Fonti leggendarie riportano che la chiesa venne edificata nel 340 da San Giulio I e fu chiamata titulus Calixti in quanto eretta sull’oratorio fondato da papa Callisto I, fino a quando nel VI secolo fu dedicata alla Vergine.
Il portico della chiesa, progettato da Carlo Fontana, precede la facciata , avente nella sua parte superiore un mosaico; l’interno è costituito da tre navate su colonne, di cui nella prima si trova Santa Francesca Romana di Giacomo Zoboli, nella seconda invece La Natività di Etienne Parrocel.

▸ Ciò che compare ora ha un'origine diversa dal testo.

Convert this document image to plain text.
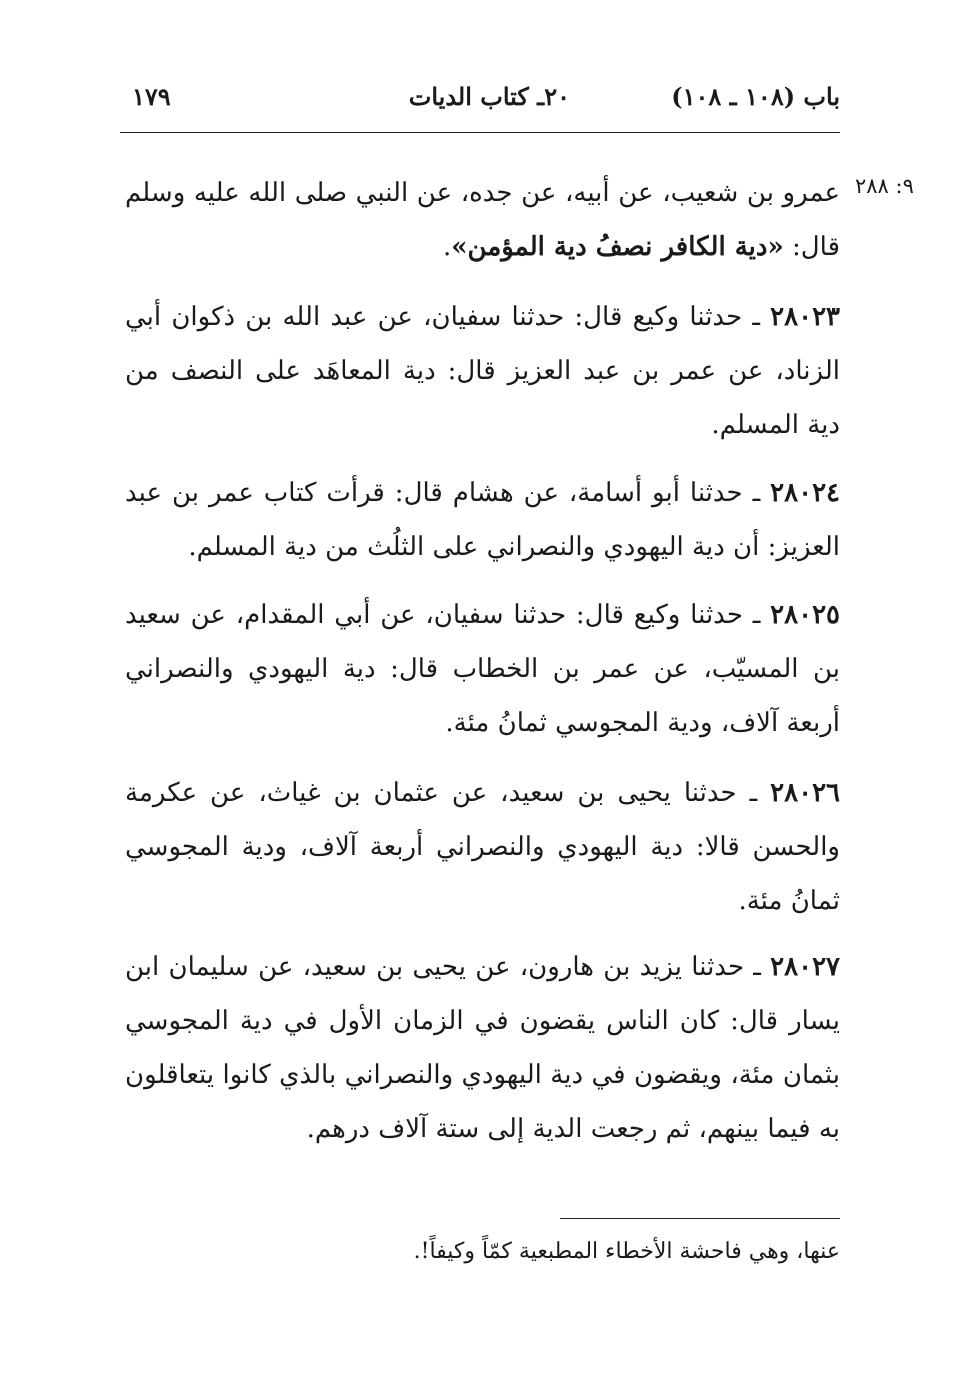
باب (١٠٨ ـ ١٠٨)
٢٠ـ كتاب الديات
١٧٩
٩: ٢٨٨
عمرو بن شعيب، عن أبيه، عن جده، عن النبي صلى الله عليه وسلم قال: «دية الكافر نصفُ دية المؤمن».
٢٨٠٢٣ ـ حدثنا وكيع قال: حدثنا سفيان، عن عبد الله بن ذكوان أبي الزناد، عن عمر بن عبد العزيز قال: دية المعاهَد على النصف من دية المسلم.
٢٨٠٢٤ ـ حدثنا أبو أسامة، عن هشام قال: قرأت كتاب عمر بن عبد العزيز: أن دية اليهودي والنصراني على الثلُث من دية المسلم.
٢٨٠٢٥ ـ حدثنا وكيع قال: حدثنا سفيان، عن أبي المقدام، عن سعيد بن المسيّب، عن عمر بن الخطاب قال: دية اليهودي والنصراني أربعة آلاف، ودية المجوسي ثمانُ مئة.
٢٨٠٢٦ ـ حدثنا يحيى بن سعيد، عن عثمان بن غياث، عن عكرمة والحسن قالا: دية اليهودي والنصراني أربعة آلاف، ودية المجوسي ثمانُ مئة.
٢٨٠٢٧ ـ حدثنا يزيد بن هارون، عن يحيى بن سعيد، عن سليمان ابن يسار قال: كان الناس يقضون في الزمان الأول في دية المجوسي بثمان مئة، ويقضون في دية اليهودي والنصراني بالذي كانوا يتعاقلون به فيما بينهم، ثم رجعت الدية إلى ستة آلاف درهم.
عنها، وهي فاحشة الأخطاء المطبعية كمّاً وكيفاً!.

A ridosso della terza e quarta cappella vi è la tomba di Innocenzo III, progettata da Vespignani, il quale si occupò di restaurare tutta la chiesa; inoltre egli, durante la sua opera di restauro, fece fare sul pavimento interno i mosaici pavimentali cosmateschi tipici del XIII secolo.
Ulteriori mosaici presenti all’interno della basilica sono quelli che rappresentano le sei storie della vita di Maria, ad opera di Pietro Cavallini, oltre a quello della facciata esterna raffigurante Maria in trono con il Bambino.
A destra della chiesa vi è la Casa dei Canonici di S. Maria in Trastevere che nel corso degli anni ha subito continui restauri, a cominciare dal seicento, quando fu ristrutturata con tre piani di cinque finestre incorniciate ognuno; poi le modifiche dell’edificio continuarono sotto il pontificato di Pio IX e dopo il 1870 esso passa allo Stato italiano che lo adotta come caserma, ma nel 1907 torna in possesso della Santa Sede.